Once home, the boys played football in the back, and I blasted music, pulled out a recipe for Curried Cauliflower & Chicken Stew from a beloved cookbook, Soup of the Day, and chopped, seeded, and sautéed for two hours. And I felt something I’d never experienced before. Was it confidence? Healing? It’s not that I can’t cook, it’s just that – how do I describe this feeling? Bad-assery is all I can honestly confess. I felt a sense of utter joy! I pulled out the fancy knives – the ones only Bryan knows how to properly handle – and I sliced through cauliflower like butter. With each chop I laughed. I’m doing it I yelled to the boys. I’m cooking dinner and loving every minute. The neighborhood walker overheard and waved at the window, my cheeks flushing red.
Music pulsed and I stirred onion, fresh ginger and garlic til the kitchen smelled of Thai heaven. I seeded tomatoes, cut chicken thighs and rinsed and trimmed green beans. With every chop and cut and trim I felt alive in a newfound way.

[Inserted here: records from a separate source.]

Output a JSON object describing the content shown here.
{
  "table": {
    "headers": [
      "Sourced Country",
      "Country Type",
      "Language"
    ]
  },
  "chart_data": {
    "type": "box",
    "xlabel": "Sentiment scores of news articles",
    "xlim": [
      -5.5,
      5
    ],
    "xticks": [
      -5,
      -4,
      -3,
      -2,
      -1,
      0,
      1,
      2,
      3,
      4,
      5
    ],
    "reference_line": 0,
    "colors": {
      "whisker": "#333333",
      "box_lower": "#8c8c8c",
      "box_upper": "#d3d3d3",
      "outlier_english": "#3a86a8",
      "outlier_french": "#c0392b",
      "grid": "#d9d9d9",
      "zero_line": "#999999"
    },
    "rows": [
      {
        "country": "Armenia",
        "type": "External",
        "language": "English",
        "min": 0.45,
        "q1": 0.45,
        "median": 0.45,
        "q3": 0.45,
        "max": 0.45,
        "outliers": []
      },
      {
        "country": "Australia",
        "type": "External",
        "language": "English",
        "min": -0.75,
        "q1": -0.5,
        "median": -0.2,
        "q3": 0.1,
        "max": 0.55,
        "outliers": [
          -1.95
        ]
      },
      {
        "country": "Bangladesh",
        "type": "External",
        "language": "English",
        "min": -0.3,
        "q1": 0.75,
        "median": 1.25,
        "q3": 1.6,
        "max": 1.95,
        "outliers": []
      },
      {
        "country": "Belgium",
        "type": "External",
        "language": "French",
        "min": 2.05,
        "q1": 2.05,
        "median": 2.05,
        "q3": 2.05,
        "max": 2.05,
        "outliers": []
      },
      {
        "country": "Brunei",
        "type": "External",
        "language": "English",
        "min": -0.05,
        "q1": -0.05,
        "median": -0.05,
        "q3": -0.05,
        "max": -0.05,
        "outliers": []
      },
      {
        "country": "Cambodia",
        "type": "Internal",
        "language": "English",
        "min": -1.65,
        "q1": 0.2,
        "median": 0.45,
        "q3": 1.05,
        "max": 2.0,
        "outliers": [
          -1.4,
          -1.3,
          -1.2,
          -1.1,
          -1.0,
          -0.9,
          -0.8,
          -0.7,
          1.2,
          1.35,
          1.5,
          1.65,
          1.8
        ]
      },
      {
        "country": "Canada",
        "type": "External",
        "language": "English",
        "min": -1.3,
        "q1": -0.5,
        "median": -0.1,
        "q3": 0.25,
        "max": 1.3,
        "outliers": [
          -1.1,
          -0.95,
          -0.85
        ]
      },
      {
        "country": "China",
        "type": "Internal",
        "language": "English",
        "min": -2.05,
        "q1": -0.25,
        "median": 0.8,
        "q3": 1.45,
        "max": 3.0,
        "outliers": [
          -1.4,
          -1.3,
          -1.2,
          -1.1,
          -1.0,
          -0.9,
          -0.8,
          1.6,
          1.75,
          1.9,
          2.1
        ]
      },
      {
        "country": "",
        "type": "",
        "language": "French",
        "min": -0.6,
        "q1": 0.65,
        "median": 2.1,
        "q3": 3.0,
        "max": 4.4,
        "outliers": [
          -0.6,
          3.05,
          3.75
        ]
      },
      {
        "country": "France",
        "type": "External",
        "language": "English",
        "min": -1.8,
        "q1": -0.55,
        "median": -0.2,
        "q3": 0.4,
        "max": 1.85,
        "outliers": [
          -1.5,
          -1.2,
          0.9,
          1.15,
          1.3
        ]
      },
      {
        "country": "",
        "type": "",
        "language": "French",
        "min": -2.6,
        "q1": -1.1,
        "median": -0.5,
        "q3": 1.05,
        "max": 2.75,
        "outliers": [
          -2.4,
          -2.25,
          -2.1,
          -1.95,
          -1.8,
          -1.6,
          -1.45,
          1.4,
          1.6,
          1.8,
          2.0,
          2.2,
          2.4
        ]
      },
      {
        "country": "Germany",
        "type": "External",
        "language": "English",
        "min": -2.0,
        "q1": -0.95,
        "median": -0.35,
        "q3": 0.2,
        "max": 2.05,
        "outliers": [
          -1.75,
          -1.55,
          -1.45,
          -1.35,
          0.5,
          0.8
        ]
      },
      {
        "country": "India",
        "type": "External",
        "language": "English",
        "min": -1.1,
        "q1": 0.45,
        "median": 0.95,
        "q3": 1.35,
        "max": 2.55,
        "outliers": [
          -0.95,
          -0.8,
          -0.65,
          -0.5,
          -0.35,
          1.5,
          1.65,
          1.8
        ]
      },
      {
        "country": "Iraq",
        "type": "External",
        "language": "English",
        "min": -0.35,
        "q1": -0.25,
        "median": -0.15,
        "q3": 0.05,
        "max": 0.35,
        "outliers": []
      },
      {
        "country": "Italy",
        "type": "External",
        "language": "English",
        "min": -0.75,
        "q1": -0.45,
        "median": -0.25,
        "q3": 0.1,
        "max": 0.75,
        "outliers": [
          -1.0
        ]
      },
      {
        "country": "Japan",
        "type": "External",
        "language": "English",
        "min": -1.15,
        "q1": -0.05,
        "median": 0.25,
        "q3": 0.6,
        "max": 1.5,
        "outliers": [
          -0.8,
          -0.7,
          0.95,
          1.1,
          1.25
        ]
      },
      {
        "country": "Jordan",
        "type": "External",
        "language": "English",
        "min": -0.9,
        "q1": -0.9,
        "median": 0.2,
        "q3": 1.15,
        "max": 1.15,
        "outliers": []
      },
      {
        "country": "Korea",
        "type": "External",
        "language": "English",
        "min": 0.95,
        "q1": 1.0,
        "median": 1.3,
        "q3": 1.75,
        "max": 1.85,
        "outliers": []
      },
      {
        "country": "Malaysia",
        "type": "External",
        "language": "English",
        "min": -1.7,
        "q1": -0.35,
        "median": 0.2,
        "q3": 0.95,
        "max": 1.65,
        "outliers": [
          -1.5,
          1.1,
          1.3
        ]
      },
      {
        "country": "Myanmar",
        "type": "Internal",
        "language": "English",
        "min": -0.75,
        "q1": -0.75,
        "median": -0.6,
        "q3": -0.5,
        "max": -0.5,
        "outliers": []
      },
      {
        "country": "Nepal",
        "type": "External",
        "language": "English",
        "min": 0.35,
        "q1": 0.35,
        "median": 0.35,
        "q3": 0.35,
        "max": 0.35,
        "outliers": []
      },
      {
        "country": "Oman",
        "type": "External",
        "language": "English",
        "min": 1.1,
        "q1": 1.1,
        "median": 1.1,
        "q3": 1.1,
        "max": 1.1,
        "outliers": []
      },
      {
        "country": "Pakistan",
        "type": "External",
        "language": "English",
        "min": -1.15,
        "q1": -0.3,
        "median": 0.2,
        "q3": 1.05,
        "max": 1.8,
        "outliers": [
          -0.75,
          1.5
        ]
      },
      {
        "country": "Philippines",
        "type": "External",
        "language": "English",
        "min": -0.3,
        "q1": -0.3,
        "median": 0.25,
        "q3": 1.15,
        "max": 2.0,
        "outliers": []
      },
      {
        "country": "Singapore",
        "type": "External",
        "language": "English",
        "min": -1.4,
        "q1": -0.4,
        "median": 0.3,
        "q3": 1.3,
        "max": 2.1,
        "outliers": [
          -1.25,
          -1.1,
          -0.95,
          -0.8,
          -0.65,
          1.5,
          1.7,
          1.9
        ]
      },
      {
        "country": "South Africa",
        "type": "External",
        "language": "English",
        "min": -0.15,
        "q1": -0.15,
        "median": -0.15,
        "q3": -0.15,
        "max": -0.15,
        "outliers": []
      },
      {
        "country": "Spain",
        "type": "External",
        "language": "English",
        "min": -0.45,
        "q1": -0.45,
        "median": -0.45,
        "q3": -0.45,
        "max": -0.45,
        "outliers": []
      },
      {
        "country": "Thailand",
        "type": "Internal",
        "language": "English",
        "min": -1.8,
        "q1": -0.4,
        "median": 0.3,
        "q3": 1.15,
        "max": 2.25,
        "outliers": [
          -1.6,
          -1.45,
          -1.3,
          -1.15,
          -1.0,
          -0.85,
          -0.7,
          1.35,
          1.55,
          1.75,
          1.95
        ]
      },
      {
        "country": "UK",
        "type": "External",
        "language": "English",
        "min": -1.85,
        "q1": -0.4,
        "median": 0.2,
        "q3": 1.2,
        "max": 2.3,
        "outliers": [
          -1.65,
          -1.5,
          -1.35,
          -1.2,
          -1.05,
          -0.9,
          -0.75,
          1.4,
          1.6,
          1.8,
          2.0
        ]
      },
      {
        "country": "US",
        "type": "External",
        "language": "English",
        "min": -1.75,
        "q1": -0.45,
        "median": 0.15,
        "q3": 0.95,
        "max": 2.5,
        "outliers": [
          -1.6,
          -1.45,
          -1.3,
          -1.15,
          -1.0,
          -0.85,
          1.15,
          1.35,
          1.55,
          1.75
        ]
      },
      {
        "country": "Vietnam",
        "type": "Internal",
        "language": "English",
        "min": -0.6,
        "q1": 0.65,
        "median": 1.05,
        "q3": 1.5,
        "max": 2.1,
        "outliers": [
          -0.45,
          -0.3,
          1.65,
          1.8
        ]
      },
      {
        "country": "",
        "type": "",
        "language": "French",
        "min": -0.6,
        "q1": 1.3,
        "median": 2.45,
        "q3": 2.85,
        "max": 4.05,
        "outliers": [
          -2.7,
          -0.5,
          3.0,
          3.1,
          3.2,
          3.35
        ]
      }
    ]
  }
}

I voxed a friend, holding back tears and yelled over the music. I’m conquering my cooking fear. I’m making dinner. Her kind encouragement came back, Trust your tastes and intuition.
And when the four of us sat down, I felt compassion and intense gratitude for the gift my hubby offers when he cooks. An act of love, no doubt. To make and feed and express joy through flavors and presentation and experience.
I’m no chef, but I found a redemptive strength in identifying my cooking fear. I took the first step to reclaim myself in the kitchen. And I’m going back for seconds.
Pull up a chair and join #sundayconfession. How are you failing and risking?
- 1 small yellow onion, coarsely chopped
- 2 Tbs. chopped fresh ginger
- 3 garlic cloves, chopped
- 1 Tbs. curry powder
- 1/2 tsp. salt, plus more, to taste
- 2 Tbs. corn or peanut oil
- 3/4 lb. tomatoes, seeded and chopped
- 1 can (13 1/2 fl. oz.) unsweetened coconut milk
- 1 lb. boneless, skinless chicken thighs, cut into large cubes
- 1 small head cauliflower, cut into florets
- 1/4 lb. green beans, trimmed and cut into 2-inch pieces
- Steamed rice for serving
In a blender, combine 1 Tbs. water with the onion, ginger and garlic and process until a paste forms. In a small bowl, stir together the curry powder and the 1/2 tsp. salt.Cook the chicken
Heat a large fry pan over high heat until very hot and add the oil. Add the onion-garlic paste and sauté just until it begins to brown, about 5 minutes. Stir in the spice mixture and sauté until fragrant, about 10 seconds. Add the tomatoes and cook, stirring occasionally, until they begin to break down, about 5 minutes. Stir in the coconut milk and 1/2 cup water, bring to a simmer and stir in the chicken pieces. Cover, reduce the heat to low and simmer until the stew thickens, about 20 minutes.Cook the vegetables
Uncover and stir in the cauliflower and green beans. Re-cover and continue to cook until the vegetables are tender, 15 to 20 minutes. Season with salt. Serve the stew with steamed rice. Serves 4.